Atlanta Falcons fans are probably tired of hearing that this is the year for mercurial tight end Kyle Pitts, but the 24-year-old former No. 4 overall pick has the type of talent that still remains tantalizing.
NFL analyst Nick Shook of NFL.com is another pundit who hasn’t quite given up on Pitts, but is running out of patience adding him to his list of make-or-break players for 2025.
“Fantasy owners know Pitts' paradox all too well. The uber-athletic tight end began his career with great expectations, posting a 1,000-yard rookie season. However, he’s tallied just 128 catches for 1,625 yards and nine touchdowns combined in the three seasons since,” wrote Shook on NFL.com. “He's in the final year of his rookie deal, with a very uncertain future ahead of him.
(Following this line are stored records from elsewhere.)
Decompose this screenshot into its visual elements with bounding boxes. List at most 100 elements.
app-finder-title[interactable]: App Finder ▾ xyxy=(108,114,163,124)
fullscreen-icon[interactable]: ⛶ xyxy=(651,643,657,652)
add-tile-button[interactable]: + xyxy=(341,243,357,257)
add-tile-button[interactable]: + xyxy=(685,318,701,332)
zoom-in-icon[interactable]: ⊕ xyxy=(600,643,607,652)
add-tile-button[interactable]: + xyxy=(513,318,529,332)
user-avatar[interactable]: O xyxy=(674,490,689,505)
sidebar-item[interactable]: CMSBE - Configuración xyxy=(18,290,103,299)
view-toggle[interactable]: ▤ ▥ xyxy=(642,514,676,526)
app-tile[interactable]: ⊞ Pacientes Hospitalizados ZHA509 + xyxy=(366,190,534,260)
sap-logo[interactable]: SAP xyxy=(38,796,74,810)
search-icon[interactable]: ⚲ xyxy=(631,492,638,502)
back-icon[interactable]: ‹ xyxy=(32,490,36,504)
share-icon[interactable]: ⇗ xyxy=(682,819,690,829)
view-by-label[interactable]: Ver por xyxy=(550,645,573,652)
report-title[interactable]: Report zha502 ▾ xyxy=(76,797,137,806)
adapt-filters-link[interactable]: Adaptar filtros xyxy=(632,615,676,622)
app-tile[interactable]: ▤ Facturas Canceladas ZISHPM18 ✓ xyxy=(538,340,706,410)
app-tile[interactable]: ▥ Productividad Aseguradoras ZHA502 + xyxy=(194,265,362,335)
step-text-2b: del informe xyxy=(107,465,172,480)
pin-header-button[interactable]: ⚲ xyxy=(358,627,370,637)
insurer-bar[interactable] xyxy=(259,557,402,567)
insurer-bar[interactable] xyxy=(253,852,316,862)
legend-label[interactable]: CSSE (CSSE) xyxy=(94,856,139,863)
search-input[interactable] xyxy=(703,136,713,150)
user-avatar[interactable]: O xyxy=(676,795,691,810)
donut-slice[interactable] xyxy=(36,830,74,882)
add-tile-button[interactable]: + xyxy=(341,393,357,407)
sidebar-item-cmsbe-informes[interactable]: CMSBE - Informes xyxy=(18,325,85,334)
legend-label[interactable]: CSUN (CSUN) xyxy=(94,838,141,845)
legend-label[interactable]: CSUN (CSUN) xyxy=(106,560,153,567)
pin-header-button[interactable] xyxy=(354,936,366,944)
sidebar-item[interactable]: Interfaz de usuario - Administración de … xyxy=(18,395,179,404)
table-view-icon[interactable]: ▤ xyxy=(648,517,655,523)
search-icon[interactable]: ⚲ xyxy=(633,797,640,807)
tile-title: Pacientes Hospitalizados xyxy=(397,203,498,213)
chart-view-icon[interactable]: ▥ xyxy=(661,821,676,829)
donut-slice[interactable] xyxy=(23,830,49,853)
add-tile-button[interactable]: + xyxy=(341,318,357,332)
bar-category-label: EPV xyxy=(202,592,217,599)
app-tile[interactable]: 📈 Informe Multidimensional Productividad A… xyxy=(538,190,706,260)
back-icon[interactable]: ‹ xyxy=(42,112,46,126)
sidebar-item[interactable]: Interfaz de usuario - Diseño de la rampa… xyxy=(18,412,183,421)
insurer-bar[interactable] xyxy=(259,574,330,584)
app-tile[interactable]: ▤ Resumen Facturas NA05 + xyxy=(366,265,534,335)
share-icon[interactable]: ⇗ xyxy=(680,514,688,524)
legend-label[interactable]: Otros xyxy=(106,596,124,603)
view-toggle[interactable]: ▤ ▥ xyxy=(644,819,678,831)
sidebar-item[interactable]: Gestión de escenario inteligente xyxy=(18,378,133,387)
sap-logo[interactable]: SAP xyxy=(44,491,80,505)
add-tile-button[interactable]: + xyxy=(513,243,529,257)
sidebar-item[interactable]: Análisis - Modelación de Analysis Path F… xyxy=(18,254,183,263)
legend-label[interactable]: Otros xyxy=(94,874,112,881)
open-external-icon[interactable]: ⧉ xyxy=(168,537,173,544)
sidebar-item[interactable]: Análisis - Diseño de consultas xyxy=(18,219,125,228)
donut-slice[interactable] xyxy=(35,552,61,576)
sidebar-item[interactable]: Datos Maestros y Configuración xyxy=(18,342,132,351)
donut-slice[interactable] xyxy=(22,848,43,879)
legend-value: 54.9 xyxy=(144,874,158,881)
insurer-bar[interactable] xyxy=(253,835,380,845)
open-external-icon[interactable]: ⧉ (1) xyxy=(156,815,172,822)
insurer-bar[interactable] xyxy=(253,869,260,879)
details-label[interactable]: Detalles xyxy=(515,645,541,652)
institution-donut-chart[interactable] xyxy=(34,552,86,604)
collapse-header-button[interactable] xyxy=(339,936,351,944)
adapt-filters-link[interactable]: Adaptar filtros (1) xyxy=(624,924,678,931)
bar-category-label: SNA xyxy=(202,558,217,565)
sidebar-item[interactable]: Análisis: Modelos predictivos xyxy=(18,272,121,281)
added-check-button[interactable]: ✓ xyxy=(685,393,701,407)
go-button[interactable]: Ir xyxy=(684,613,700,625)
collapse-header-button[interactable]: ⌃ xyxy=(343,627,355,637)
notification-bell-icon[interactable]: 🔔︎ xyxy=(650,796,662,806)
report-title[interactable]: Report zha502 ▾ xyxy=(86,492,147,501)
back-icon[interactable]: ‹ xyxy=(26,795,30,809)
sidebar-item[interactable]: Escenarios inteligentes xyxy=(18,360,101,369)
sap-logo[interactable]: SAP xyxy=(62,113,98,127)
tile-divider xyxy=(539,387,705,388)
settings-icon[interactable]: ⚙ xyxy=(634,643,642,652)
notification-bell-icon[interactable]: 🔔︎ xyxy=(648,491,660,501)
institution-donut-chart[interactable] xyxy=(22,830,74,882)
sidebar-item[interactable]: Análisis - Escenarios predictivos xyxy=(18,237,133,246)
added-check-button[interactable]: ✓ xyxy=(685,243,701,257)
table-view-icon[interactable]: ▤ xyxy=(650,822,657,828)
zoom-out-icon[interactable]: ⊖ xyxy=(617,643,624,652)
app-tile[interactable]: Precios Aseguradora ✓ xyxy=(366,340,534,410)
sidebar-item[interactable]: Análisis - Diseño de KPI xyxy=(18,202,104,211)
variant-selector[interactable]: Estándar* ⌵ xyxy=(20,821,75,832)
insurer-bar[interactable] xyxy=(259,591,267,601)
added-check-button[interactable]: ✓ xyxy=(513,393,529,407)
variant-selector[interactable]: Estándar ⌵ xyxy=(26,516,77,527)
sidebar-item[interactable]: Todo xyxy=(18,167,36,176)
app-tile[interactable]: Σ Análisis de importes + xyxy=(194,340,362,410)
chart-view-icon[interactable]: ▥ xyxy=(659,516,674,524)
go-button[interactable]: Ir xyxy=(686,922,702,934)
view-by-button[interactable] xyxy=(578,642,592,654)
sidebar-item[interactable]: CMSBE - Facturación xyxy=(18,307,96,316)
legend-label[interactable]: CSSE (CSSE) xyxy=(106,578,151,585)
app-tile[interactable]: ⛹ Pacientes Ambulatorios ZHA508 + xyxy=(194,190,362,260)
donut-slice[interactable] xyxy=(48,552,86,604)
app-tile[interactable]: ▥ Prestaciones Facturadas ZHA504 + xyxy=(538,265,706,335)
Pitts has watched other first-round talents at his position thrive for other clubs, and while he's been dealt a somewhat-unfair hand with Atlanta's revolving door at quarterback, the time is now to prove he's worth keeping around beyond 2025.”
While OTAs would have offered some nice opportunities for Pitts to get more acclimatized with new starting quarterback Michael Penix Jr., an untimely injury meant Pitts wasn’t involved. Penix stated at OTAs that he and Pitts have been working together in the offseason, but they weren’t together on the field at Flowery Branch last week.
History tells us that make-or-break seasons can often bring out the very best in a previously struggling player. Penix will be Pitts’s fifth opening day quarterback in his five seasons in Atlanta. Which brings us back to the wisdom of taking a tight end with an aging, expensive Matt Ryan, no succession plan, and one of the league’s worst defenses. But that’s ancient history.
With a high-draft choice and $30 million already invested, Pitts’s $11-million guaranteed salary this season is a relatively cheap gamble for general manager Terry Fontenot and the Falcons.
If Pitts hits, they have the franchise tag in their deck in order to make him play on another one-year deal, or they have a tradeable asset. If he misses, it only costs them another $11 million.
The Falcons have enough weapons on offense that they don’t need Pitts to be a success in order to have a successful season.
But it sure would make it a lot more likely.